The US government has praised Morocco’s successful experience in the fight against religious extremism in Africa through its imams training program and hailed the North African country’s efforts to promote tolerance and inter-faith dialogue.
Speaking lately at the Center for Strategic and International Studies, a Washington, D.C., think tank, Sarah Sewall, under-secretary for civilian security, democracy and human rights, said Morocco has taken “the lead in training imams from a host of nations in how to help clerics preach moderation and trust to refute the violent perversion of Islam.”
Sewall made the remarks while tackling the State Department‘s pilot program to combat terrorism and religious extremism in Africa through prevention.
The U.S. is spending about $200 million a year on preventative programs in countering extremism, she said, noting that “preventive work is probably the hardest” challenge particularly in Africa.
In the African continent, the young people are particularly vulnerable of being set adrift in industrializing societies, added the US under-secretary. Extremists, such as al Shabaab in Somalia, make attractive promises of security and law and project themselves as “the defender of the faithful,” she added, affirming that there is no guarantee that preventative efforts will “give the perfect formula” for each community, district or country to meet the challenges they face.
But “religious institutions” can play an important role, said the US official, citing in this regard Morocco’s inspiring initiative to train African imams to counter Islamic radicalization.

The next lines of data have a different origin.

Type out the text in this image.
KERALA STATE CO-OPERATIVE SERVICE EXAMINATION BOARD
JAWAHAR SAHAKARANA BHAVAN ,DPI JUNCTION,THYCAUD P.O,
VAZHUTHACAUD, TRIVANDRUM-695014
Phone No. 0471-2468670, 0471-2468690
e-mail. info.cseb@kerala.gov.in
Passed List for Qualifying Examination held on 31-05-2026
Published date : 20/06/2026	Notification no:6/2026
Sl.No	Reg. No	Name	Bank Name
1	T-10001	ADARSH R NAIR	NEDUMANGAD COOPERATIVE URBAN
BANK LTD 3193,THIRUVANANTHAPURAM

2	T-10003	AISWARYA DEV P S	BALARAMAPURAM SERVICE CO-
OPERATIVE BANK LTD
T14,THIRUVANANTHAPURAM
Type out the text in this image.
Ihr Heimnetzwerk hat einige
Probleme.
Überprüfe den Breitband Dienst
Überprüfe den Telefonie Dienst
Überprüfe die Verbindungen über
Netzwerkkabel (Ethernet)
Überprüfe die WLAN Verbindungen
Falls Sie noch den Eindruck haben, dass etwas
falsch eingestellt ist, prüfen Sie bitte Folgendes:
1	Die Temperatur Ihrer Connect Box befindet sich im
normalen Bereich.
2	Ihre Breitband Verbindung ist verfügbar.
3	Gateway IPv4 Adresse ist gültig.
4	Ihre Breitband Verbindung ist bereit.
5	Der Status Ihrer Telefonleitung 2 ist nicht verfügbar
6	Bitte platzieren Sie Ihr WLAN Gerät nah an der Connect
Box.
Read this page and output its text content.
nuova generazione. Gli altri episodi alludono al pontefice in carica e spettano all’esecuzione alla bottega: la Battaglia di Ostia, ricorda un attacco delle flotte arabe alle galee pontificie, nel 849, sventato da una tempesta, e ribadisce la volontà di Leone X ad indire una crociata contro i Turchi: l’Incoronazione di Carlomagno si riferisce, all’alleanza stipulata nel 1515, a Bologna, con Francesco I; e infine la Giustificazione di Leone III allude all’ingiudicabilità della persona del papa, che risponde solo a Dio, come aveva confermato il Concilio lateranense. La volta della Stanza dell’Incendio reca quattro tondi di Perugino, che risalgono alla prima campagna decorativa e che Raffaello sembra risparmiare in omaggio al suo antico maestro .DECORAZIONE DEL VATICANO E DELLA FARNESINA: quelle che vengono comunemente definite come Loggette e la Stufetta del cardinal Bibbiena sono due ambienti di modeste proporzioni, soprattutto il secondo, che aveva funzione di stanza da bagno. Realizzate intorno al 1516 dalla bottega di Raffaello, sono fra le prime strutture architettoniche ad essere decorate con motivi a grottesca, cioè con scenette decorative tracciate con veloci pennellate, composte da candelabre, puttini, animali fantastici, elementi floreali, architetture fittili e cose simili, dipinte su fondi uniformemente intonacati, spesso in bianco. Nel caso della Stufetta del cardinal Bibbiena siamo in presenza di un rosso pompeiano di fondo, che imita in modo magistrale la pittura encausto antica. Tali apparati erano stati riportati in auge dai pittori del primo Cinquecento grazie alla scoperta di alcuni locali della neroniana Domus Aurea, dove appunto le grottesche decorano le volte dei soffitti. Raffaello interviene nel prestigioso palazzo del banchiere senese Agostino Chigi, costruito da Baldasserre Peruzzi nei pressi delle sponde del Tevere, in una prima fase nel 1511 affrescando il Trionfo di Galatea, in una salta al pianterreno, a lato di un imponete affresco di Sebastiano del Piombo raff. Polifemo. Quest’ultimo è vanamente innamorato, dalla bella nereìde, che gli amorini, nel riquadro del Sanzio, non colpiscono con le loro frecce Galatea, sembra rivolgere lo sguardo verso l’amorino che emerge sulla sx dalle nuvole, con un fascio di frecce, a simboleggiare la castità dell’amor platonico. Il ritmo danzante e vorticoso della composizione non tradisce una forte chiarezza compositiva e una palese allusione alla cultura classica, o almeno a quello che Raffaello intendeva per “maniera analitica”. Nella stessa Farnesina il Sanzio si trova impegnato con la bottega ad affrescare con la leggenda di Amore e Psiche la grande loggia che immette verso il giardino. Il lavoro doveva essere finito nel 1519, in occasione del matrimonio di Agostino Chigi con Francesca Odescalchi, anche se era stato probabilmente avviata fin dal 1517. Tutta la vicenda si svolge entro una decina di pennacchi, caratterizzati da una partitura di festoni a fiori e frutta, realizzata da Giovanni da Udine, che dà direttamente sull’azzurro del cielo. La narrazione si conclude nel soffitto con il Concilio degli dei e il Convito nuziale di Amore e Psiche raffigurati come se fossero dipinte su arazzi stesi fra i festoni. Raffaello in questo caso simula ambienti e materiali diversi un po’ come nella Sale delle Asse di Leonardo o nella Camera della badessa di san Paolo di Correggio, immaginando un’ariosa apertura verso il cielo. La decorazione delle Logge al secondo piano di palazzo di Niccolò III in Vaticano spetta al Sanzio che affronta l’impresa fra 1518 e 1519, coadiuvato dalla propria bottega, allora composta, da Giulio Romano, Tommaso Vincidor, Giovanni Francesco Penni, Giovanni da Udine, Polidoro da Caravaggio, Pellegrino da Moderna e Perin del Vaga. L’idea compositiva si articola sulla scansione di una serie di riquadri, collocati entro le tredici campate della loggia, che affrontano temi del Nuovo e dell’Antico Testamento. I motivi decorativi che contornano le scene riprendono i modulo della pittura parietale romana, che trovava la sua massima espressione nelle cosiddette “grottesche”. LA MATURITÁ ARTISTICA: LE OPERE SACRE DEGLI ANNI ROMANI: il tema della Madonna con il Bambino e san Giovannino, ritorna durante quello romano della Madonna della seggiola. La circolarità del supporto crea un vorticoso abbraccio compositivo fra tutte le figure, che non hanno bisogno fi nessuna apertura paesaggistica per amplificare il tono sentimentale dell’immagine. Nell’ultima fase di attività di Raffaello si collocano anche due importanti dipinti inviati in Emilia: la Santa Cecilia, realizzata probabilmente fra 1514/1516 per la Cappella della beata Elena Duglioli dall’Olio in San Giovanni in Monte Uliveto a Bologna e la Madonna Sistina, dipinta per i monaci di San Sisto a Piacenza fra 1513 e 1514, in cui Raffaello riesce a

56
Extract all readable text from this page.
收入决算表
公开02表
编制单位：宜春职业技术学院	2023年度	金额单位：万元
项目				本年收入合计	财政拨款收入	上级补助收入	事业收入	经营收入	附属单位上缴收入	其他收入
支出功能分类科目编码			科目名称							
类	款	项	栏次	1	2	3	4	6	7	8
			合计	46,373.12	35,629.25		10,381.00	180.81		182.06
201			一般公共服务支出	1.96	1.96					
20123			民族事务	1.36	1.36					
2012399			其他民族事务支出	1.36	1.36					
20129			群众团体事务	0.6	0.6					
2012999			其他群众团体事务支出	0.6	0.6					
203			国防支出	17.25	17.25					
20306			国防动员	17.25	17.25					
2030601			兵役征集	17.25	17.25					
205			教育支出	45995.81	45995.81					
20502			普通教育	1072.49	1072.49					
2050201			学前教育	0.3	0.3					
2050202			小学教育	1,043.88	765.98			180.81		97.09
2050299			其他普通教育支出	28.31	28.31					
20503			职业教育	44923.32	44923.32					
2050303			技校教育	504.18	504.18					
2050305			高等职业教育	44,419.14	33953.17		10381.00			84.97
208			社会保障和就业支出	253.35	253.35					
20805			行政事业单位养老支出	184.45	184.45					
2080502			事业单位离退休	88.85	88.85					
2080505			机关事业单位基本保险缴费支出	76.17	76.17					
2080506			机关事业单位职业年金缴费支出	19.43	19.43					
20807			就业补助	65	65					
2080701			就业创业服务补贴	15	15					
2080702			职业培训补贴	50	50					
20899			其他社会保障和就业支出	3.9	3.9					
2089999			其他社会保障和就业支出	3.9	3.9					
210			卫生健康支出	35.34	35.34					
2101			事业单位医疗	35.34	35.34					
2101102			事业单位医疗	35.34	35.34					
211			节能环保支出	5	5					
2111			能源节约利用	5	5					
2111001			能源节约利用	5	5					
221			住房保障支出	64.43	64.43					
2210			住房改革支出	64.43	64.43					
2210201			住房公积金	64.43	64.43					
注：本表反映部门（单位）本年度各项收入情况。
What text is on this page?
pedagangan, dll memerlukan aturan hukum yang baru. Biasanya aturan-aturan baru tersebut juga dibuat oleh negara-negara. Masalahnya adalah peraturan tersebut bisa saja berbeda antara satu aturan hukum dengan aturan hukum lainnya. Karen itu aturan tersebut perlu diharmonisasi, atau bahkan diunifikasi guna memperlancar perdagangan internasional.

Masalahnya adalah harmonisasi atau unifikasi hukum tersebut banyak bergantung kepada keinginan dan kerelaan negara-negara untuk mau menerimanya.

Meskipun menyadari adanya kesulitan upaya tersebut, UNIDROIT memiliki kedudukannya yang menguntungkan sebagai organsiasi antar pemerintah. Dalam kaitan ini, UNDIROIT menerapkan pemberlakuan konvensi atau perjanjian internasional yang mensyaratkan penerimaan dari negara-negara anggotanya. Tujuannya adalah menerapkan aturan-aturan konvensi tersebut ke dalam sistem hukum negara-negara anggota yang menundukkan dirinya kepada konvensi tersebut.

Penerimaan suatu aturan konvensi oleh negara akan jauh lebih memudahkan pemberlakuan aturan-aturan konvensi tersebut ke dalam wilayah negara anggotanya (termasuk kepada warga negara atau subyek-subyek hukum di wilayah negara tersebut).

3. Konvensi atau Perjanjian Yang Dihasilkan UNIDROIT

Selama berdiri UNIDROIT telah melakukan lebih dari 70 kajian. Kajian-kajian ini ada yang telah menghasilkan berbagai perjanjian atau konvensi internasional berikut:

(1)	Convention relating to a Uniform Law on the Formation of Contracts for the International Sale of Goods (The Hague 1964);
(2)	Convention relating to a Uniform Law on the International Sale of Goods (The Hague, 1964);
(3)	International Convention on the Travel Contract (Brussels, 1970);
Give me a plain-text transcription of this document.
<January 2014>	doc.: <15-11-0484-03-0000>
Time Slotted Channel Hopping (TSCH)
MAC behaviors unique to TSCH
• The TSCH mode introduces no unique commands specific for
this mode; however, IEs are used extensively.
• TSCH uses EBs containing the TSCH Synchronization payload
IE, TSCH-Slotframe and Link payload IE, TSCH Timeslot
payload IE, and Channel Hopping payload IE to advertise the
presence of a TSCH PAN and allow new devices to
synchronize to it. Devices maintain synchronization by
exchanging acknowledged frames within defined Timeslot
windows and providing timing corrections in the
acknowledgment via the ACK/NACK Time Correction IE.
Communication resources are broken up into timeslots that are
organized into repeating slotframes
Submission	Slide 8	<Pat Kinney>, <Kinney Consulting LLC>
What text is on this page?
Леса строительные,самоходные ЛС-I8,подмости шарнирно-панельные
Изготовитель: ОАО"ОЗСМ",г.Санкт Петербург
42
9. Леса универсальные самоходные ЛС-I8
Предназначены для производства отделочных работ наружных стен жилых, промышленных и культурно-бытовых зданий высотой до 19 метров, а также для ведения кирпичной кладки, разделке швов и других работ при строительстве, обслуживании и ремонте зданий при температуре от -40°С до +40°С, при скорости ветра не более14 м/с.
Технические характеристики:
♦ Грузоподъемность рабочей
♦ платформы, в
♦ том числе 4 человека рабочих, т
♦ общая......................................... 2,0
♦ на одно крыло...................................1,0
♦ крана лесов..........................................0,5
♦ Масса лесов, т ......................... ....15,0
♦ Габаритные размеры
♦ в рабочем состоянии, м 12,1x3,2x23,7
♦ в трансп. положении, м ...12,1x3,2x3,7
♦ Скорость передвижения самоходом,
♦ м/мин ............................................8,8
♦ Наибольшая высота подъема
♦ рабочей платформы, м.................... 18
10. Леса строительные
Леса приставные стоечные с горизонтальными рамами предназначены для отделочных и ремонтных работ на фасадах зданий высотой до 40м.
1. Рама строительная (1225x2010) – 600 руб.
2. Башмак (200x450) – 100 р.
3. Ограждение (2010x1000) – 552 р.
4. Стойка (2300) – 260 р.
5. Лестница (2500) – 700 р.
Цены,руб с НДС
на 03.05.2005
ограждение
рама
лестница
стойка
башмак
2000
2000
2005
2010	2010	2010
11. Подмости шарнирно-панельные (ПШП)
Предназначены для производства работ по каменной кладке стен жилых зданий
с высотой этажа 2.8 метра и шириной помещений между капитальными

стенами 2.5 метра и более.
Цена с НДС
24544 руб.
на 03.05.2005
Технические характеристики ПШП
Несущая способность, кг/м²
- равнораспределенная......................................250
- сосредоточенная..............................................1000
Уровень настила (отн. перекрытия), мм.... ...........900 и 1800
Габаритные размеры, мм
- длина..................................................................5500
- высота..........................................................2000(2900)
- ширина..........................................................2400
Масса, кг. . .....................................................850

Morocco, a beacon of moderate Islam, has launched lately a new Foundation for African Ulemas (Islamic clerics/scholars,) a Fez-based academic institution seeking to enhance cooperation and dialogue between African preachers to counter Isis extremist ideas and deceptive propaganda.
King Mohammed VI of Morocco launched in March 2015 a leading Institute that provides training to hundreds of imams of various nationalities, including some from Africa and Europe.
The center teaches Imams the precepts of a tolerant and non-violent form of Islam based on Maliki rite and teach them how to fight extremism and religious radicalization through sound argumentation and dialogue.
According to some experts, the Mohammed VI Institute for Imams Training combined with the new fez-based Foundation will certainly help thwart the perversion of Islam and prevent the use of religion as an excuse for violence and terrorist acts.